Harvey, who has a wife and four children, said after that threat, law enforcement patrolled his home for weeks. He ultimately decided to leave his post, not necessarily because he was afraid of the threats, but because, as he describes it, “the accumulated weight of everything we experienced in 2020.”

In some cases, the very workers who experienced threats to their safety during the last presidential cycle are the ones trying to help others develop coping mechanisms too.

In late 2020 Nathan Jaramillo, bureau of elections administrator for Bernalillo County, New Mexico, was threatened by an individual, who, after contacting him via email, showed up in front of his home. Now, going into 2024, he is particularly concerned about election worker safety. His office recently held an all-day team-building event, which was in part, focused on stress management techniques, coping strategies, and recognizing signs of burnout, he told TPM. 

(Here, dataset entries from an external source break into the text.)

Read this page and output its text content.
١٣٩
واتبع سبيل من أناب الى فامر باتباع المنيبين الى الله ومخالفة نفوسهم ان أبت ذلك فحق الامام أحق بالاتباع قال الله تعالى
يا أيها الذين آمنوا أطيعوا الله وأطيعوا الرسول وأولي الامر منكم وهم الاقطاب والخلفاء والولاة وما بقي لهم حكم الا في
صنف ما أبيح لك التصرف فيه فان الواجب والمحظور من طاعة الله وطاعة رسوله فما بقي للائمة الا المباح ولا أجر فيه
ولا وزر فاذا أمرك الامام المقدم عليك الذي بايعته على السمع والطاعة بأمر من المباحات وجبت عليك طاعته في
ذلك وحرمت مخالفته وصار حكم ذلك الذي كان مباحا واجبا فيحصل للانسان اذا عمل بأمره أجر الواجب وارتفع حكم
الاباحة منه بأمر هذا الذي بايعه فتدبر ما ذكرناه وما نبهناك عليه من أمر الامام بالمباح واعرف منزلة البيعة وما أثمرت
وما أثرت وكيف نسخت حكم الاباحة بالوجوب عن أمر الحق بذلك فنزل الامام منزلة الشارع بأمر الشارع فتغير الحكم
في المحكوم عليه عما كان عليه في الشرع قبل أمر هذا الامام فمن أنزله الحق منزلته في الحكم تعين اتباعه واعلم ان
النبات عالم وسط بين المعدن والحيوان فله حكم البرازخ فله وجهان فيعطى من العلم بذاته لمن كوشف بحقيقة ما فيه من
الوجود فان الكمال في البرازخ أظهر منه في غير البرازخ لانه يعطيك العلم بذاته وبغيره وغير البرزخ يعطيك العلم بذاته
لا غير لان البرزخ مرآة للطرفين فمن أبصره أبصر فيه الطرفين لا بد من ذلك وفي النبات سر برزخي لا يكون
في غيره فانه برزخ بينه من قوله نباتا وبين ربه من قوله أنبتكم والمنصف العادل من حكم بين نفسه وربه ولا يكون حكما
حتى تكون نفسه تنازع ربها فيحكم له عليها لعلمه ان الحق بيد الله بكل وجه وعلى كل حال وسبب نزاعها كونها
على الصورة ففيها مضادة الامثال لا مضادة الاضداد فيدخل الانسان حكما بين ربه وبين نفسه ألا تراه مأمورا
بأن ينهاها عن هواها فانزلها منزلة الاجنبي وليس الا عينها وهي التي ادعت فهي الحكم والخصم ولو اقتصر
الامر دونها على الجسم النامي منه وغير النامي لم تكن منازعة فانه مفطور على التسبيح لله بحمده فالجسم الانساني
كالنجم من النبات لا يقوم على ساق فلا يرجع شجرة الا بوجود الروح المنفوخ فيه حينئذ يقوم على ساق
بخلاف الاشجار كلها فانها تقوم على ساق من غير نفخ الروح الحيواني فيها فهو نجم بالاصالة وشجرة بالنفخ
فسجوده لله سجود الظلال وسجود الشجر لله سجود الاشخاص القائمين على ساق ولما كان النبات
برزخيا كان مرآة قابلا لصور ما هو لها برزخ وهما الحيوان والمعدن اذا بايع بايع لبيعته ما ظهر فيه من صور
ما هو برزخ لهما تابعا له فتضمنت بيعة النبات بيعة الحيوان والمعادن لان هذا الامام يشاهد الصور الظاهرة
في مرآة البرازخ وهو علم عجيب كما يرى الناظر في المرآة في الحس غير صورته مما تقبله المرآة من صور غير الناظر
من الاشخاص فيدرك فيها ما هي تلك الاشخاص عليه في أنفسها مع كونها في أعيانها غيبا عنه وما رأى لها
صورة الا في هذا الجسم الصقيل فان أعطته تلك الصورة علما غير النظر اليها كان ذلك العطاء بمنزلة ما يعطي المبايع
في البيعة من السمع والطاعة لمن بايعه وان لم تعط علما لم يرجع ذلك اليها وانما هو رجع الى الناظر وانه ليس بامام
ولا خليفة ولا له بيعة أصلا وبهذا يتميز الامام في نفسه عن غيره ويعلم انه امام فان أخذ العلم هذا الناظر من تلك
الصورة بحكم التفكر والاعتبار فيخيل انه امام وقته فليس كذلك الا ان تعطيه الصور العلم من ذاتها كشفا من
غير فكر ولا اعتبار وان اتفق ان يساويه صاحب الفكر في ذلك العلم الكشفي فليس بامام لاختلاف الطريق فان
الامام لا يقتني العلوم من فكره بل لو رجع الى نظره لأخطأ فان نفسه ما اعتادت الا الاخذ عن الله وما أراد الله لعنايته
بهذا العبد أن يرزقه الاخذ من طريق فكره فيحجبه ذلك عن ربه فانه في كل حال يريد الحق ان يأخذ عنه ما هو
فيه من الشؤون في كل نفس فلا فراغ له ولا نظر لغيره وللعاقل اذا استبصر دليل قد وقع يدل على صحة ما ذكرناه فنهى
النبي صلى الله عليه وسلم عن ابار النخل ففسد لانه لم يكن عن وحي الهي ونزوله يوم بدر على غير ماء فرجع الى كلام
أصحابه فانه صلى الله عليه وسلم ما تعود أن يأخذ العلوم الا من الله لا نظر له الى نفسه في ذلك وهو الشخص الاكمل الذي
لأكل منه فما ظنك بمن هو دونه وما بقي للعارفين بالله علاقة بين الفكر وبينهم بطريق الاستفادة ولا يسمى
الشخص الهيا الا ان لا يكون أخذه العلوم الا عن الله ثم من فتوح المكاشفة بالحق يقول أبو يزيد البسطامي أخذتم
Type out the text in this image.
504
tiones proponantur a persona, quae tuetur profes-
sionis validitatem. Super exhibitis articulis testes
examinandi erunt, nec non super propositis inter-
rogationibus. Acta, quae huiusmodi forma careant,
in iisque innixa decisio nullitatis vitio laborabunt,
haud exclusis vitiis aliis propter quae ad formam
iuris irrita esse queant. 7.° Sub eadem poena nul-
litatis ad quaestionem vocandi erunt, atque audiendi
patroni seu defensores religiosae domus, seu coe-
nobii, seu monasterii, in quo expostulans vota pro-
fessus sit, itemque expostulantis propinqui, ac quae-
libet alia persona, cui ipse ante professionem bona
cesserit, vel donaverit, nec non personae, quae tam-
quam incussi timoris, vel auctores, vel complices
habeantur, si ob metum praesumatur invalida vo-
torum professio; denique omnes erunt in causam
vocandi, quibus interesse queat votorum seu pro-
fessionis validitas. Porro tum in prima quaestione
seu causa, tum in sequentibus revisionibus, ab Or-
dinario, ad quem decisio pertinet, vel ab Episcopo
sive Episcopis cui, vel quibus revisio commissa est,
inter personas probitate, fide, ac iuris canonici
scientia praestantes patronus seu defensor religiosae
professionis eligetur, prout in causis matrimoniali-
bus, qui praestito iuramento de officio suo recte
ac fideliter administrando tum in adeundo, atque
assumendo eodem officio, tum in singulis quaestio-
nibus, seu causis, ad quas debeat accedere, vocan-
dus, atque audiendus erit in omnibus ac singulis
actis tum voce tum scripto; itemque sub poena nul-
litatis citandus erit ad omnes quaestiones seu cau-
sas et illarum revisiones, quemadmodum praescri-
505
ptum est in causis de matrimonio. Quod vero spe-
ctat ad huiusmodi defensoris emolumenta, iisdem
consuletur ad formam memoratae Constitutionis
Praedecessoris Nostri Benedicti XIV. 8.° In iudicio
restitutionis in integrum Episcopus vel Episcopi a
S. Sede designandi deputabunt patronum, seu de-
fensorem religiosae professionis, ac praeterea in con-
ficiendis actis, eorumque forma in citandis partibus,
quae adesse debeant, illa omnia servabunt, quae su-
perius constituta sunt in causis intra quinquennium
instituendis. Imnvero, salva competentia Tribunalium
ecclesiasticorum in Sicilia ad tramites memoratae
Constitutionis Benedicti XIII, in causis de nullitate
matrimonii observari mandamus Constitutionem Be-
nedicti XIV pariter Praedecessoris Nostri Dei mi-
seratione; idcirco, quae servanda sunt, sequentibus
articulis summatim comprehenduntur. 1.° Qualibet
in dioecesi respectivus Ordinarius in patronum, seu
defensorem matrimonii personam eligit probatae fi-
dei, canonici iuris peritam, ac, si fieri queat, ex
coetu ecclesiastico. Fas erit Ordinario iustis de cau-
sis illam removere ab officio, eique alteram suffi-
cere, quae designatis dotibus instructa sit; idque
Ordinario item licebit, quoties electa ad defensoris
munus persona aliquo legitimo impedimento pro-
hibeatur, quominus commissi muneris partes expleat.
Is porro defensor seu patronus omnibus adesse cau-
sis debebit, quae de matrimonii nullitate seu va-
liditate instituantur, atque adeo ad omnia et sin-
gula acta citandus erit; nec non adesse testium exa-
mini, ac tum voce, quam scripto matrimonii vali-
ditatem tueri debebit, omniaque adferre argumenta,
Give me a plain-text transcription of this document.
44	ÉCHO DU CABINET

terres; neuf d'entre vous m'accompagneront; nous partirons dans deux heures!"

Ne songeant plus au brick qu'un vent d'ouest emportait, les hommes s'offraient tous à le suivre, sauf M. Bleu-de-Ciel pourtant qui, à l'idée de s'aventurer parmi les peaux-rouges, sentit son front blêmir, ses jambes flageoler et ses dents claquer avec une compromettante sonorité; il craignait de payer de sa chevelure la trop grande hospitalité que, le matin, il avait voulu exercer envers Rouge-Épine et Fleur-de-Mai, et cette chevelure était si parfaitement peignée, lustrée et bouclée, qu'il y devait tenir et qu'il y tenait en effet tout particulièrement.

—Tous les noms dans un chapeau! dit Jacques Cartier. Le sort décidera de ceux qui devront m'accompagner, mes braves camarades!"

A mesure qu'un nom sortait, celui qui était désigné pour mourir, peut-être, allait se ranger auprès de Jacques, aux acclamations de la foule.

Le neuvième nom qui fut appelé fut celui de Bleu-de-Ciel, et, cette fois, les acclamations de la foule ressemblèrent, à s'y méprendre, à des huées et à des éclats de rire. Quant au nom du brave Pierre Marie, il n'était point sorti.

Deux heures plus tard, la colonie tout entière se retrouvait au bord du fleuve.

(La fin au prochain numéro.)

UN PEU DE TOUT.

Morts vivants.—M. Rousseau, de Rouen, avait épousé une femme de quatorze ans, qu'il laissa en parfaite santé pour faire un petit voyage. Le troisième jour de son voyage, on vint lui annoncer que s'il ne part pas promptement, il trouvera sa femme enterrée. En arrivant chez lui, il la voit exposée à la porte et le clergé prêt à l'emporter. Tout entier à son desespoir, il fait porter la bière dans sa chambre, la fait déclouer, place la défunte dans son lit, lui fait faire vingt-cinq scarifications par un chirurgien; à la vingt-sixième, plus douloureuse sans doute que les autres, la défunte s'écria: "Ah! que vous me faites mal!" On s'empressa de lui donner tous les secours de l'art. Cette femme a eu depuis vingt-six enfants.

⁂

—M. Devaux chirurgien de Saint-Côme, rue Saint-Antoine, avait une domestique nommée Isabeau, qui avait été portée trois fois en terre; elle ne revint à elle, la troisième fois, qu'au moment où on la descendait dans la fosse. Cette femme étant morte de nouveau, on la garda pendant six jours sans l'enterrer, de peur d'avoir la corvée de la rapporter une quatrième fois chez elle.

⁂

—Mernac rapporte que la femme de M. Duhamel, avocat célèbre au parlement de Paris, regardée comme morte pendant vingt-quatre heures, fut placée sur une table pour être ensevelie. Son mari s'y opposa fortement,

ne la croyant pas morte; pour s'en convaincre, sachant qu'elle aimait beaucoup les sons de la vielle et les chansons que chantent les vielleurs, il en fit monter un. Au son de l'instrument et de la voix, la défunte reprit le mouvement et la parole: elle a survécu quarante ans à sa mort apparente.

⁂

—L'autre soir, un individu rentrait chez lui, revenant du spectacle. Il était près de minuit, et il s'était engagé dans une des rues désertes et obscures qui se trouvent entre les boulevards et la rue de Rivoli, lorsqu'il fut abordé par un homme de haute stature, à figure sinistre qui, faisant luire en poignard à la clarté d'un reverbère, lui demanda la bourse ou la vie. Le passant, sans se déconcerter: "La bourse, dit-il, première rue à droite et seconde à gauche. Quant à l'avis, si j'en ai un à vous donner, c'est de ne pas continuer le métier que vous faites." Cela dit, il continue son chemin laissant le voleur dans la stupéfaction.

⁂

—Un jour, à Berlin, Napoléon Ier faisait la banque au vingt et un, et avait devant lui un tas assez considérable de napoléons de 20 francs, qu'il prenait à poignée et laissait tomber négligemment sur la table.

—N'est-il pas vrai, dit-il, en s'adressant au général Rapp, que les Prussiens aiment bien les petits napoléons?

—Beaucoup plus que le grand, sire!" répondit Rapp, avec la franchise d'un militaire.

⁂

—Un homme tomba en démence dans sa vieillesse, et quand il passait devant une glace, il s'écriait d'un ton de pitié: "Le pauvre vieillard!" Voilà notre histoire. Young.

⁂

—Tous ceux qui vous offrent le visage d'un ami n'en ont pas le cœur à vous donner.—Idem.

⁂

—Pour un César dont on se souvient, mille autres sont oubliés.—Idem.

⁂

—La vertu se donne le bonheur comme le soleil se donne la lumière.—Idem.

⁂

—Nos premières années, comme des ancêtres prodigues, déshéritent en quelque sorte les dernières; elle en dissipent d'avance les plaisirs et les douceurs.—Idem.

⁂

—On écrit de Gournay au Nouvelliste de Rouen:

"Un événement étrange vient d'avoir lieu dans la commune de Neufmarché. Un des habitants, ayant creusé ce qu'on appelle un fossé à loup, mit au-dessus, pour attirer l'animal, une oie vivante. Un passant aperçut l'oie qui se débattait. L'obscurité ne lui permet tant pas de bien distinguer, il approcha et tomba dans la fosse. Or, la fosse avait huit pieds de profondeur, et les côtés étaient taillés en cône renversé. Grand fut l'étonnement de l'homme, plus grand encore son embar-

And former Rochester Hills, Michigan Clerk Tina Barton, was the victim of death threats from an Indiana man who, earlier this month, pleaded guilty in a federal Detroit court for threats against Barton. 

Barton is focused now on ways to get ahead of violence in 2024.

As part of the Committee for Safe and Secure Elections, which was developed by election officials who dealt with threats and harassment in 2020 as a way to help the election community, she is traveling and hosting tabletop exercises and presentations throughout the country, bringing law enforcement and local election officials together to talk through possible intimidation scenarios. 

Although she’s “cautious” going into 2024, Barton is hopeful that the conversations about safety and security of election officials happening across the country will help to, as she describes it, “make sure that every person stays safe and secure on election day and leading up to election day through the whole process.”